Estimating Target Doppler in Unsynchronized Multistatic ISAC Deployments with Mobile Nodes

TL;DR

This paper introduces a novel method for estimating target Doppler shifts in complex, unsynchronized multistatic ISAC systems with mobile nodes, addressing a key challenge in 6G network sensing and communication integration.

Contribution

It presents the first approach to estimate Doppler frequency in mobile, asynchronous multistatic ISAC setups without external references, using phase invariance and geometrical relationships.

Findings

Method works with at least 4 RXs in simulations

Accurately estimates Doppler shifts despite asynchrony and mobility

Validates approach through numerical simulations in various scenarios

Abstract

Integrated Sensing And Communication (ISAC) is recognized as a key enabler for future 6th Generation (6G) networks, combining communication capabilities with pervasive sensing. In such systems, the estimation of the Doppler shift plays a crucial role for target characterization. However, typical real-world ISAC scenarios largely involve bistatic or multistatic configurations and mobile ISAC nodes. Under these conditions, Doppler estimation becomes particularly challenging, as clock asynchrony between the Transmitter (TX) and the Receivers (RXs), combined with their mobility, introduces additional Doppler components and phase offsets that distort or disrupt the target-induced frequency shift.
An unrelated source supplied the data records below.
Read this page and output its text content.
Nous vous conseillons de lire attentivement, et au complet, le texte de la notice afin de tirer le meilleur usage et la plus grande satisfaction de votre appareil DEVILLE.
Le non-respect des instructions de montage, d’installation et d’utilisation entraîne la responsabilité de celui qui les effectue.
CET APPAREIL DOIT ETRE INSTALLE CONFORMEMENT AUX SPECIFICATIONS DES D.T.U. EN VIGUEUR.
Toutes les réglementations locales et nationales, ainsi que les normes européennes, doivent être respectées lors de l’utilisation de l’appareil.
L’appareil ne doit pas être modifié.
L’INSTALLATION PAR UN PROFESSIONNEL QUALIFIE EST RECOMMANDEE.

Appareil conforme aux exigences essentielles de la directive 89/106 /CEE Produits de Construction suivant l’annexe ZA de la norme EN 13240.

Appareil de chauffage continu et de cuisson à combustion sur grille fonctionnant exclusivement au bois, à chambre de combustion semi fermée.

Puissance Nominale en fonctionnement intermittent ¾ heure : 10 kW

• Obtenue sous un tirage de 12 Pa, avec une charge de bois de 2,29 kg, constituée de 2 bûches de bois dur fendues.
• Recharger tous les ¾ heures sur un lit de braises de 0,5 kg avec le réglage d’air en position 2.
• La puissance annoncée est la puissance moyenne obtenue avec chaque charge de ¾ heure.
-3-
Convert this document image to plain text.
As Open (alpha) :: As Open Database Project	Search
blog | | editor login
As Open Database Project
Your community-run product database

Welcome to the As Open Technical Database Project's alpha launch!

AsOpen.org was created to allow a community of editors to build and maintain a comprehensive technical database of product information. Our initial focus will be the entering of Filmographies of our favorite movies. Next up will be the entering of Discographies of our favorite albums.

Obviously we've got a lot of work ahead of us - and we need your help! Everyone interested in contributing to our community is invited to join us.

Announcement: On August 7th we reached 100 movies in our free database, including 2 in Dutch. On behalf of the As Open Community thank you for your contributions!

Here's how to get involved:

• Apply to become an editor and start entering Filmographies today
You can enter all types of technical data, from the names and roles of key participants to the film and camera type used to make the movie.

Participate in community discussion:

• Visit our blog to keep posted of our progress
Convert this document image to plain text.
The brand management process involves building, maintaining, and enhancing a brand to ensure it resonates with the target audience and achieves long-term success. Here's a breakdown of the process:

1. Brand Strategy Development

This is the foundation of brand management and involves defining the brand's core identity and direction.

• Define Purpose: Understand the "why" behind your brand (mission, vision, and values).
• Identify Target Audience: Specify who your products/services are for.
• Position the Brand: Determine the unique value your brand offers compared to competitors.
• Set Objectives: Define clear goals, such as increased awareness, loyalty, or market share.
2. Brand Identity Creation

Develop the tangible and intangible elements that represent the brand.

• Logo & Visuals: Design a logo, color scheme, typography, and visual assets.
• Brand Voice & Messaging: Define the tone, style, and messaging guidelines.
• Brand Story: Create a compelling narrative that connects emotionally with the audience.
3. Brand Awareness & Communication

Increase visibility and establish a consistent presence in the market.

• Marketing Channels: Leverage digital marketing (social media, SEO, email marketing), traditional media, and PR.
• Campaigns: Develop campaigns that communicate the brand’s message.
Existing works have considered these challenges separately or relied on external reference reflectors. In this paper, we present the first method to estimate the Doppler frequency of a target with mobile and asynchronous ISAC nodes in a multistatic configuration, considering the case of a mobile TX and multiple static RXs, and without leveraging any external reflector. By leveraging the invariance of the phase offsets across multipath components and exploiting geometrical relationships, we show that the problem is solvable if at least 4 RXs are present. We evaluate the proposed solution through numerical simulations in various scenarios, showing that it is a valid approach for estimating target Doppler shifts in unsynchronized multistatic ISAC deployments with mobile nodes.